The new project led by HLRS will study the technological and social origins of mistrust of information created using computing. It will also consider complex questions about the feasibility of using automated systems to identify misinformation in the media and contain its spread. In addition to conducting theoretical research, the project will conduct six case studies that look at specific applications of simulation and AI that raise questions of trustworthiness.

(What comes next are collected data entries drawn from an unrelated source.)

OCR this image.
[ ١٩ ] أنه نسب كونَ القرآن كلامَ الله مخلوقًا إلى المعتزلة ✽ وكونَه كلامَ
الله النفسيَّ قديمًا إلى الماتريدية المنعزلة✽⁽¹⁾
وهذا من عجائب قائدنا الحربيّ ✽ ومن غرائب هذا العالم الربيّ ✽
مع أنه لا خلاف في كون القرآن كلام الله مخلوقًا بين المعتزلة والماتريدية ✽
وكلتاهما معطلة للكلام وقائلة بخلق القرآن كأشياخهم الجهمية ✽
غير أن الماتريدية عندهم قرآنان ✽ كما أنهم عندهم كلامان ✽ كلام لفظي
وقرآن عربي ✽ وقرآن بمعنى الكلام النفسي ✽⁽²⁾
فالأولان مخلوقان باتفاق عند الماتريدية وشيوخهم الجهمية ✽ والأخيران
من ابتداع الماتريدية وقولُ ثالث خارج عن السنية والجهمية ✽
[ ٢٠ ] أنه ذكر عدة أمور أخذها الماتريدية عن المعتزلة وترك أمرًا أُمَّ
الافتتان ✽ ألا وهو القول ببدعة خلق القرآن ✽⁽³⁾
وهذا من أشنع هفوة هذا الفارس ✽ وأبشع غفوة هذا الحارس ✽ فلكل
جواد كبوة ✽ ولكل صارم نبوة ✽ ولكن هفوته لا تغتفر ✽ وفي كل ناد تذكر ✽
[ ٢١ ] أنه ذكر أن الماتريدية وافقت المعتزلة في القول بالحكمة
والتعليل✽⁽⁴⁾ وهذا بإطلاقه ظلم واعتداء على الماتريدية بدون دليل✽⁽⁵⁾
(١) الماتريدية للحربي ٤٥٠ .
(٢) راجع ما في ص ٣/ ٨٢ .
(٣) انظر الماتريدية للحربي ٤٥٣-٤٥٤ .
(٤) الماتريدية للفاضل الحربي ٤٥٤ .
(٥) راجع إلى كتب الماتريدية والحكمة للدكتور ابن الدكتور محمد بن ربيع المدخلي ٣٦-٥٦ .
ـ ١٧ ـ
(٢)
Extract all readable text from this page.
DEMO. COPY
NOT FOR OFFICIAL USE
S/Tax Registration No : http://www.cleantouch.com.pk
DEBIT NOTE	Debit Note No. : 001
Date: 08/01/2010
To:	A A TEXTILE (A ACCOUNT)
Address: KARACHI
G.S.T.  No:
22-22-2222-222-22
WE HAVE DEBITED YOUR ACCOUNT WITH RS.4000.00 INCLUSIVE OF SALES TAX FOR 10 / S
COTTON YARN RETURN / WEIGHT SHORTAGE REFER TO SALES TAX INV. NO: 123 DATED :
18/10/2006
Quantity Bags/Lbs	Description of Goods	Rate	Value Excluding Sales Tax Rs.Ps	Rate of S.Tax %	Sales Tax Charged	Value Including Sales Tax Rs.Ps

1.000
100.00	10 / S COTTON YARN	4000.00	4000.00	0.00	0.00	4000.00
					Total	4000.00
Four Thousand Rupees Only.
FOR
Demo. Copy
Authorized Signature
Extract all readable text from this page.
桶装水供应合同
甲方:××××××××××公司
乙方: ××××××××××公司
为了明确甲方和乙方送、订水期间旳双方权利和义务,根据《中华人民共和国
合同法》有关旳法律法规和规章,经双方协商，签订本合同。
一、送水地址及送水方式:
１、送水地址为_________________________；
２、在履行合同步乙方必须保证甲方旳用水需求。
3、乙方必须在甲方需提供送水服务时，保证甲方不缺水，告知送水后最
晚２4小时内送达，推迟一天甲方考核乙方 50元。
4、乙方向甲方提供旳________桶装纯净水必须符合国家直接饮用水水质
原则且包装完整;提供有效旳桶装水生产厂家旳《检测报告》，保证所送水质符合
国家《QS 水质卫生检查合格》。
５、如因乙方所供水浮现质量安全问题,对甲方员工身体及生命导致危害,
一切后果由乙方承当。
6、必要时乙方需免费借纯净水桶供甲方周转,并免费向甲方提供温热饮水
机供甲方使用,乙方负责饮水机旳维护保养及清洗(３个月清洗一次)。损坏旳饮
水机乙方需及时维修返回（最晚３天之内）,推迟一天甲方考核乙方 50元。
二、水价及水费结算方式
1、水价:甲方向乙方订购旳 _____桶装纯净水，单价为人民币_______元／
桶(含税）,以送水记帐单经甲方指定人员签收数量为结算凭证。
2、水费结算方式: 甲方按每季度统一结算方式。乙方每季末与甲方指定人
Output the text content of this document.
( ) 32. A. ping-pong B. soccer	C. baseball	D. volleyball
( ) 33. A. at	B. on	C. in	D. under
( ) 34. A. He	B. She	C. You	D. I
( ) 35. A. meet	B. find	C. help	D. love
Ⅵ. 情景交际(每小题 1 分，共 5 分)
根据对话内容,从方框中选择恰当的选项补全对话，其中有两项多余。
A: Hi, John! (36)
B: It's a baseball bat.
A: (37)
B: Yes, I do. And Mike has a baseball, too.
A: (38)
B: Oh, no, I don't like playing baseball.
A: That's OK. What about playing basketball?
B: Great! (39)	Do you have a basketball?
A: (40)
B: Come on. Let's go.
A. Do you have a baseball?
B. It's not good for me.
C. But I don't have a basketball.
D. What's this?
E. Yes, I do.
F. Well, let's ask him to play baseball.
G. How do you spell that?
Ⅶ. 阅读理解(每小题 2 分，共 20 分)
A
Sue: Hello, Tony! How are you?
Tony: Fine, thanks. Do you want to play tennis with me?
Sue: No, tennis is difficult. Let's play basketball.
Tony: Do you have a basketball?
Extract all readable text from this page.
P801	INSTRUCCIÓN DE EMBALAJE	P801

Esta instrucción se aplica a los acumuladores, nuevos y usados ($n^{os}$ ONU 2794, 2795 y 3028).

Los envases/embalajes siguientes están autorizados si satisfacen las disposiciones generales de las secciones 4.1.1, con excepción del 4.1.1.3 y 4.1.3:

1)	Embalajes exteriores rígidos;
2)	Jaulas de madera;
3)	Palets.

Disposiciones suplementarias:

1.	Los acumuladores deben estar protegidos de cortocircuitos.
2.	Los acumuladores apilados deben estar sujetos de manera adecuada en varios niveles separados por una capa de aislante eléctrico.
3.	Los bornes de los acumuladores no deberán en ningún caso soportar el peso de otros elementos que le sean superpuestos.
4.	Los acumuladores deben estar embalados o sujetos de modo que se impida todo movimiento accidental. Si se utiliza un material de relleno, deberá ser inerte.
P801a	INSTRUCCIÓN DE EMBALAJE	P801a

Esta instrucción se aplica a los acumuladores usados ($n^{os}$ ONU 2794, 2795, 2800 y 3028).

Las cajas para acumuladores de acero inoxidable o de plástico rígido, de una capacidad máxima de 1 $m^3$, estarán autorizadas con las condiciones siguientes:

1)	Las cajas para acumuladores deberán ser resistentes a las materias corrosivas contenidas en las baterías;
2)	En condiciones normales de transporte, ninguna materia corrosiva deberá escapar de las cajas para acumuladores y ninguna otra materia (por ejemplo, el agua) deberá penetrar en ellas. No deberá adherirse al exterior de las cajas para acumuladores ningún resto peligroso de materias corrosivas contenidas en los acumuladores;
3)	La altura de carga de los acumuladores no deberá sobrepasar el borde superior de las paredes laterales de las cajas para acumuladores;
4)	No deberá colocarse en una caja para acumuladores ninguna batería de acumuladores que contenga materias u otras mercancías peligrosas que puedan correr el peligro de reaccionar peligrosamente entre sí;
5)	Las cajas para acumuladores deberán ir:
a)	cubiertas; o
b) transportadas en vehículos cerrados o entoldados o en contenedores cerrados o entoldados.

One case study, for example, will consider the use of simulation in climate research. Here, the question is not just how scientists could overcome public skepticism about the reality of climate change, but also how to address the risk of trusting scientific models uncritically. Research will also look at artificial intelligence tools designed to identify fake news and deepfakes (AI-generated videos that falsely depict a person doing or saying something that didn't actually happen). One important challenge here is to clearly articulate the logical, technological, and social frameworks that will be needed to create AI tools that could reliably distinguish between real and fake information.
Additional case studies will look at issues relevant for other research activities at HLRS, including how new computational tools for medicine affect relationships between doctors and their patients, limitations of visualization tools for virtual crime scene reconstructions and autopsies, and how to build trustworthiness in models of air and noise pollution.
Through publications and other outreach, HLRS also will also share the insights it develops with the widest possible community.